Lidar technology from GeoSLAM is being used to map forests as part of the Centre for Research-based Innovation (SFI) SmartForest in Ås, Norway. SFI SmartForest aspires to put the Norwegian forestry sector at the forefront of technological advances and Industry 4.0, resulting in large efficiency gains in the forest sector, increased production, reduced environmental impacts, and significant climate benefits.
SmartForest will result in a series of innovations and be the catalyst for an internationally competitive forest-tech sector in Norway. The fundamental components for achieving this are in place; a unified and committed forest sector, a leading R&D environment, and a series of progressive data and technology companies. Although Industry 4.0 is still in its infancy, early adopters of smart factories or smart forests can see the benefits of interconnectivity.

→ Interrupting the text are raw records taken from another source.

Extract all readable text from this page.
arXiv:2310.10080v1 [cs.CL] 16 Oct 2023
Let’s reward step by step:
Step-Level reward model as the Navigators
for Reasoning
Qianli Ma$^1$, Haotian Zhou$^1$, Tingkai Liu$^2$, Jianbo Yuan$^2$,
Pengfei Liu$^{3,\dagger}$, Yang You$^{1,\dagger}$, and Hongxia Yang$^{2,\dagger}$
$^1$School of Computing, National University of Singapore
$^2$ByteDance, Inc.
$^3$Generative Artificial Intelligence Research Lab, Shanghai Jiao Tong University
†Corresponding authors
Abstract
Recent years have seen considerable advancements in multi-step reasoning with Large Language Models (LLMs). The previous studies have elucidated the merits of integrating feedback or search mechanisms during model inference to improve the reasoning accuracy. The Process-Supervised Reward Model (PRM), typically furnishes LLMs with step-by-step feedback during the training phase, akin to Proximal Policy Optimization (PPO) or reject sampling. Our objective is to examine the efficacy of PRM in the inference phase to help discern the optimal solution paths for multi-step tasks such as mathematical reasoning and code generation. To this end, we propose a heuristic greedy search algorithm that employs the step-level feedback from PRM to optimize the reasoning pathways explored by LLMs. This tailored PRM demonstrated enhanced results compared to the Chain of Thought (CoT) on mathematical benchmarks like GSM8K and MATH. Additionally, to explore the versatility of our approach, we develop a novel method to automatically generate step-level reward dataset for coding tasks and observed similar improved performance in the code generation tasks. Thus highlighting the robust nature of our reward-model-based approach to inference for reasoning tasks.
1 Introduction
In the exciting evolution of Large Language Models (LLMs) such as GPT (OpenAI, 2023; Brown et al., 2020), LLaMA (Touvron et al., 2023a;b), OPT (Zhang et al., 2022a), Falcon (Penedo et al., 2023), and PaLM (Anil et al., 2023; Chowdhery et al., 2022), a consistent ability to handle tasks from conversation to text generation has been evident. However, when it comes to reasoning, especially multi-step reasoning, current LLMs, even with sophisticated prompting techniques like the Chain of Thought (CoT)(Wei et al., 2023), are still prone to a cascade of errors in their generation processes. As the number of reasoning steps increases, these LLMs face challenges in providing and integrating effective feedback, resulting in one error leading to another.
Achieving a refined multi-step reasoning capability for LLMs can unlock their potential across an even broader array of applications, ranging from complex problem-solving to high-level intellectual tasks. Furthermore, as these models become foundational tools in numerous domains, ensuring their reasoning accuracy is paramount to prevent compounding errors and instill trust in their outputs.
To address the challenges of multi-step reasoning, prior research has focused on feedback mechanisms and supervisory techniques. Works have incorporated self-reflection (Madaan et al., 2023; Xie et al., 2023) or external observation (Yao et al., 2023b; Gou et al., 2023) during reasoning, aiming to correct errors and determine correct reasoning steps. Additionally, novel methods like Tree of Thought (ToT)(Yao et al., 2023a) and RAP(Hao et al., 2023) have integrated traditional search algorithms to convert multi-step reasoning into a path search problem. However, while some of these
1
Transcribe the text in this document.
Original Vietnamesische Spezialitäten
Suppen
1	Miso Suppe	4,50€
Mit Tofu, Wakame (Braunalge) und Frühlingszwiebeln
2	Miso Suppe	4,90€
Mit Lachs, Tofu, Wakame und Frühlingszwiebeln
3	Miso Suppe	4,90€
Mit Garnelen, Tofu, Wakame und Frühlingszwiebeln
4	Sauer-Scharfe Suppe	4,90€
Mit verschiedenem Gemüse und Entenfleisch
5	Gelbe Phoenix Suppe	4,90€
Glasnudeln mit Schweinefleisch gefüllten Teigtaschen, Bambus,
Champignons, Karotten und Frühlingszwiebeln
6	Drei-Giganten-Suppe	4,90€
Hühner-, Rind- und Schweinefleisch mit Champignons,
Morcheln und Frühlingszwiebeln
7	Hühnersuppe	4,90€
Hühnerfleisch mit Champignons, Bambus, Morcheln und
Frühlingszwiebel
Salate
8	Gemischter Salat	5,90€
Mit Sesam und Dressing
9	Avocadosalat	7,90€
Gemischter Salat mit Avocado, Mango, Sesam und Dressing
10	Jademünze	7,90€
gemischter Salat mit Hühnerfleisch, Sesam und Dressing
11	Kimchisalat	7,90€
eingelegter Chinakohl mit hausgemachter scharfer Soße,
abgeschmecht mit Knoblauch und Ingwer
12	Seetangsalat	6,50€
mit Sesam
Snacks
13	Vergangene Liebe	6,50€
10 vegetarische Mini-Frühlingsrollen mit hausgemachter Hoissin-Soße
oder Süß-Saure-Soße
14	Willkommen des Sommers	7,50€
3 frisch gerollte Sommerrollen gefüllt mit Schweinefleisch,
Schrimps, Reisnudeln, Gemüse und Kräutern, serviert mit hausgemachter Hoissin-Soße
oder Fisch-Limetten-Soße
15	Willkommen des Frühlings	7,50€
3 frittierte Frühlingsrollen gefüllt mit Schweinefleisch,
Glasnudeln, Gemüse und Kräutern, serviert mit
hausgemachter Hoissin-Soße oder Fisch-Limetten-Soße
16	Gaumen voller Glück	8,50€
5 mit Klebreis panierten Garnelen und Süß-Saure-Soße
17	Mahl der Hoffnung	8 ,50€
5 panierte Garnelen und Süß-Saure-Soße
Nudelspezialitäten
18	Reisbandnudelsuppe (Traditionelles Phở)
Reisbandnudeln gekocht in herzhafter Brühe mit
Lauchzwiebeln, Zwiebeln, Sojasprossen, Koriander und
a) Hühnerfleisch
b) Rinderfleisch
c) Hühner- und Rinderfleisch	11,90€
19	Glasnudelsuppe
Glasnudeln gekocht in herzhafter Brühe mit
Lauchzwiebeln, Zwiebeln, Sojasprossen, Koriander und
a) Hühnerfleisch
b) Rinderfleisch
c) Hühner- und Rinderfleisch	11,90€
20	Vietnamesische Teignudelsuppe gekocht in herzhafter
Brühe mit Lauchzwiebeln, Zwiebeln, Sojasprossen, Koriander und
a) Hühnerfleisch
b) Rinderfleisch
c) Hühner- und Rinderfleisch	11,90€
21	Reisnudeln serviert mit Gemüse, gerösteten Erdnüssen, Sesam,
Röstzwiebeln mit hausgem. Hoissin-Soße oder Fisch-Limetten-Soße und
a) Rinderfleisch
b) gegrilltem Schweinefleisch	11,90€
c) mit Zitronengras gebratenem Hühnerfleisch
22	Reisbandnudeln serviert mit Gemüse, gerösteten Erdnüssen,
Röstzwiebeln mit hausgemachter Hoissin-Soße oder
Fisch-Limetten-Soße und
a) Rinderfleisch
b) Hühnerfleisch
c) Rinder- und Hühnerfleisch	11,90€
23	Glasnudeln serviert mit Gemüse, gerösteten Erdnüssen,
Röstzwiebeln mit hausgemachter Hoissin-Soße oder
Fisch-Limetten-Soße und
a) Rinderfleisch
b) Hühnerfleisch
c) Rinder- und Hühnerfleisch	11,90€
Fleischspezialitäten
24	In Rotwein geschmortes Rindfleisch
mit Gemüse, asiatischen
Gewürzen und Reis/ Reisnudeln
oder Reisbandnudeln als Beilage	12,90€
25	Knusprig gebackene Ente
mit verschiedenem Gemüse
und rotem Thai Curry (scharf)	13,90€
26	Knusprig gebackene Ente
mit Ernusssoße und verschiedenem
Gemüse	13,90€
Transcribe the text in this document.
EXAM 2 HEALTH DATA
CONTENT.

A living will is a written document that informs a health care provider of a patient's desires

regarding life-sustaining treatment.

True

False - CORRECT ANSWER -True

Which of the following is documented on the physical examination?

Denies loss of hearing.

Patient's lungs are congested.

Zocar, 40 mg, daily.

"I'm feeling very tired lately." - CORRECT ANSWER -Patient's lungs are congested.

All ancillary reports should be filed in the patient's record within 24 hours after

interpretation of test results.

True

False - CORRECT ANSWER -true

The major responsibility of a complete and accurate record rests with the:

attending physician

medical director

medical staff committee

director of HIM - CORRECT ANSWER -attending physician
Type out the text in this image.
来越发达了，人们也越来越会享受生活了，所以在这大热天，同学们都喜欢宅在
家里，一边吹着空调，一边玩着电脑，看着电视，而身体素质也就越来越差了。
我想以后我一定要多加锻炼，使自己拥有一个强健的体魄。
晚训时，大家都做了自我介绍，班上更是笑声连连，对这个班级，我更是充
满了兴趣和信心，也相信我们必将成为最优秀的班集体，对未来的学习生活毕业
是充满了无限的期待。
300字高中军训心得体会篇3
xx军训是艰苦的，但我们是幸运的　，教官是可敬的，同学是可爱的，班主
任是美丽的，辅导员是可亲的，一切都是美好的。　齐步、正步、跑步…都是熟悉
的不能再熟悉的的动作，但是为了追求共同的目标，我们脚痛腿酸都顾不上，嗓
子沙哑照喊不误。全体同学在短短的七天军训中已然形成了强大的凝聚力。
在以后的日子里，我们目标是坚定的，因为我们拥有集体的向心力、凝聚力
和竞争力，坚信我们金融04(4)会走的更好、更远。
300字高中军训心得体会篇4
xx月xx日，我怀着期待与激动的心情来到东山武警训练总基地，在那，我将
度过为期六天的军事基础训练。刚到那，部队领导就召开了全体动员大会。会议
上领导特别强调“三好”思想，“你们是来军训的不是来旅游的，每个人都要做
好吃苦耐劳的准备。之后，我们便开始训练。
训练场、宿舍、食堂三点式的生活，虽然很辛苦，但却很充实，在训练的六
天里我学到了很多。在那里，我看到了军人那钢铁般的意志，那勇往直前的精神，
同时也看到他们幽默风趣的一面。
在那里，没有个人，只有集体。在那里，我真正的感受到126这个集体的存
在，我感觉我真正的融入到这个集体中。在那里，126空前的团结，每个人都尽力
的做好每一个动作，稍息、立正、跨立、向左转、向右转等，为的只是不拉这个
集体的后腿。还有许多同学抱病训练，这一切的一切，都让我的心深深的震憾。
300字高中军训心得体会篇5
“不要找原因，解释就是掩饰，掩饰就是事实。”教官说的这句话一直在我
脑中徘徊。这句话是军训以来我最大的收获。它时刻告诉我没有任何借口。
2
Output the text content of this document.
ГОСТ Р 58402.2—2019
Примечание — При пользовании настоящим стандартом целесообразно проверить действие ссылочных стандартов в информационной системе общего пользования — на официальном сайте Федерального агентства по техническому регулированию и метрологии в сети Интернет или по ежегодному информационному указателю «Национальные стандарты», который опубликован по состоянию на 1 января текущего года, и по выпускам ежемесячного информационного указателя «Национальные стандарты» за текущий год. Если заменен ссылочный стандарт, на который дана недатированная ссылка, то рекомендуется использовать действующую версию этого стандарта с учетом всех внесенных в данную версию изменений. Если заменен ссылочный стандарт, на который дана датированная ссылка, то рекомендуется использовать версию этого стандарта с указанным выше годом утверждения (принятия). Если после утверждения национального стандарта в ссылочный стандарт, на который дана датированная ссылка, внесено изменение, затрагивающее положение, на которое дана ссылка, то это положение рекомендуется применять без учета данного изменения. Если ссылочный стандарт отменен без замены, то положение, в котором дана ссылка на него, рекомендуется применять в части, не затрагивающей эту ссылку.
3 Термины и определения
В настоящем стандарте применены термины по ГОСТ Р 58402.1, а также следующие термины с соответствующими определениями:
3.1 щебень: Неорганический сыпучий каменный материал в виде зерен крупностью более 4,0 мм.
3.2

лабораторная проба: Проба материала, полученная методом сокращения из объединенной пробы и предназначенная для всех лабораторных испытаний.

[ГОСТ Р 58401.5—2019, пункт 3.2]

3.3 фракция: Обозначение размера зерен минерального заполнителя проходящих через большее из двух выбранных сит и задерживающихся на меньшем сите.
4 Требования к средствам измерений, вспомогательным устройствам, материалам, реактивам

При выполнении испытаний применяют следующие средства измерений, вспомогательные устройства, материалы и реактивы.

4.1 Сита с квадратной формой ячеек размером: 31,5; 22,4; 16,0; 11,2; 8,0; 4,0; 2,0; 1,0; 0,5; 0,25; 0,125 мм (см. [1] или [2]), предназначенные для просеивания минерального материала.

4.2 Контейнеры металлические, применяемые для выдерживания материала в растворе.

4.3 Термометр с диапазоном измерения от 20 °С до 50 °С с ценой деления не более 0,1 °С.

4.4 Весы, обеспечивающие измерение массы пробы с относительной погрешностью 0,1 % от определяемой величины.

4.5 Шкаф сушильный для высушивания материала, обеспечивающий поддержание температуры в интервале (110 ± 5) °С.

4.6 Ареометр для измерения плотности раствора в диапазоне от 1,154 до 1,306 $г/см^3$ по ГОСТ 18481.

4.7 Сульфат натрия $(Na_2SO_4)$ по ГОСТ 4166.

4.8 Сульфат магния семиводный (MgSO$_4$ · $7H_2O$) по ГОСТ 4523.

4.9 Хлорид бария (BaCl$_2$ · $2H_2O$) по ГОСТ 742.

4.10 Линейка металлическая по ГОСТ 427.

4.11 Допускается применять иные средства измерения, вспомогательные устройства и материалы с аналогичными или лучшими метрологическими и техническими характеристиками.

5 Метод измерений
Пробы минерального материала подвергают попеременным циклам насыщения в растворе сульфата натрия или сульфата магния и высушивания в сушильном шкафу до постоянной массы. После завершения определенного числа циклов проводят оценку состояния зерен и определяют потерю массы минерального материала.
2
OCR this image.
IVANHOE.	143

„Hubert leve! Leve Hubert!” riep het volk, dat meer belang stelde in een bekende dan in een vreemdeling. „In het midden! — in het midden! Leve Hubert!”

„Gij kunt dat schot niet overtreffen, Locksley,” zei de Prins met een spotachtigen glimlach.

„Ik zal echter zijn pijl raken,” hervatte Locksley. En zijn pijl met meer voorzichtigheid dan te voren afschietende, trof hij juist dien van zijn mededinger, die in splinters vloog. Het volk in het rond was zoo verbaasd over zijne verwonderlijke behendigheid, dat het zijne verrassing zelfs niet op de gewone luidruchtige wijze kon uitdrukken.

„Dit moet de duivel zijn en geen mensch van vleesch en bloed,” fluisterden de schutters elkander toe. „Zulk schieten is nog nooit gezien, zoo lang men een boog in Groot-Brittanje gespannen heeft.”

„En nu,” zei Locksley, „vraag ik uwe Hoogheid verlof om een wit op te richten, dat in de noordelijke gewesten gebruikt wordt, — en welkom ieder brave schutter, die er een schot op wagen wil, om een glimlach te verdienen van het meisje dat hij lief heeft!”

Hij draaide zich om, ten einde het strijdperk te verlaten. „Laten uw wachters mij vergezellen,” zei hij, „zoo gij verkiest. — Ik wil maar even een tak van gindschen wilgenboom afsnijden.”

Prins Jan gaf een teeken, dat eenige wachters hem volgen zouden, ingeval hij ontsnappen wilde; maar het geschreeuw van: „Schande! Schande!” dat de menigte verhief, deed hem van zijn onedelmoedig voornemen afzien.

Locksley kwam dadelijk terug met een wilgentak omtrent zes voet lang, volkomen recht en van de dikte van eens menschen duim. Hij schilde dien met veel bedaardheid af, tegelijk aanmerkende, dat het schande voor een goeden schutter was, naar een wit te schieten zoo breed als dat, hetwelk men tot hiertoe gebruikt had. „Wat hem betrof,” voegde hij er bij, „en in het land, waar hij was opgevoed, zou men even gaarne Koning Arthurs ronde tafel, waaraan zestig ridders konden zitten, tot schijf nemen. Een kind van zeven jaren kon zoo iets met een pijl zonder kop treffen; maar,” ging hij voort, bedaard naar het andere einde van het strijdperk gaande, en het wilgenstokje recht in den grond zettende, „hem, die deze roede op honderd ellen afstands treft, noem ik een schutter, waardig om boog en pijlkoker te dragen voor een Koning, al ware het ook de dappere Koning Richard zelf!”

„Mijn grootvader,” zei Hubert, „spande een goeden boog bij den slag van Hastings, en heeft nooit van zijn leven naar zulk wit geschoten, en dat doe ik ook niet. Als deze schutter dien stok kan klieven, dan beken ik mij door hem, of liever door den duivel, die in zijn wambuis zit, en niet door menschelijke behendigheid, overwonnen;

Handheld terrestrial laser scanning for forestry applications
Led by The Norwegian Institute of Bioeconomy Research (NIBIO), the SFI SmartForest aims to bring industry 4.0 to the sector over an 8-year period. Focusing on silviculture, forest operations, wood supply, and the overall digital information flow, SmartForest is investing in sensible enabling technologies such as handheld lidar sensors, to help achieve its goals.
One such lidar solution is the GeoSLAM ZEB Horizon laser scanner, a handheld lidar scanner that can measure 300,000 points per second using 16 sensors with a relative accuracy up to 6 mm with a range of 100 meters. The points are used to produce dense 3D models of large areas, in a short period of time.
Walking and scanning with the ZEB Horizon captures data from beneath the forest’s canopy. The accurate point cloud data includes the forest floor, debris, tree trunks, and thick vegetation. When needed, UAVs capture the heavy vegetation of the forest canopy, merging both datasets.
Scan data provides the foundation for deep learning models
The team, headed by center manager Rasmus Astrup, regularly captures point cloud data in 250 square meter plots of land, with a further ambition to scan larger areas in the future. Some plots will be scanned repeatedly for detection of changes, but the use of drones and handheld lidar is more about scanning new areas quickly and efficiently to cover more plots and forest types.
The ZEB Horizons’ ease of use makes data acquisition a simple, repeatable task for Rasmus and his team and the high-accuracy data provides a foundation for deep learning models. He explains: “It is simply easy to walk through the forest with a scanner when it can be mounted on a backpack. It should also be highlighted that we experience much less challenges with occlusion (not seeing objects because they are blocked by other objects) when walking through the forest rather than having stationary scan positions such as for normal terrestrial laser scanning.”
A part of the point clouds have been annotated and are used to train deep learning models. The models aim at both semantic segmentation of the points into semantic classes such as stems, ground, branches, etcetera, but also to instances of individual trees that are then used to derive variables of interest such as stem quality or volume, structure or biodiversity related indicators.
For large-scale applications, the use or air-borne or satellite-based sensors are preferable – for forests, Astrup and his team most often use airborne lidar if they wish results that are “good enough” to make decisions at the local level. The interesting question is if they can use the data from the ZEB to efficiently produce training data (ground truth data) for the airborne sensors. While the project is still in the early stages, SmartForest are already looking at other potential uses for GeoSLAM's ZEB Horizon scanner, acknowledging the versatility of the handheld lidar solution.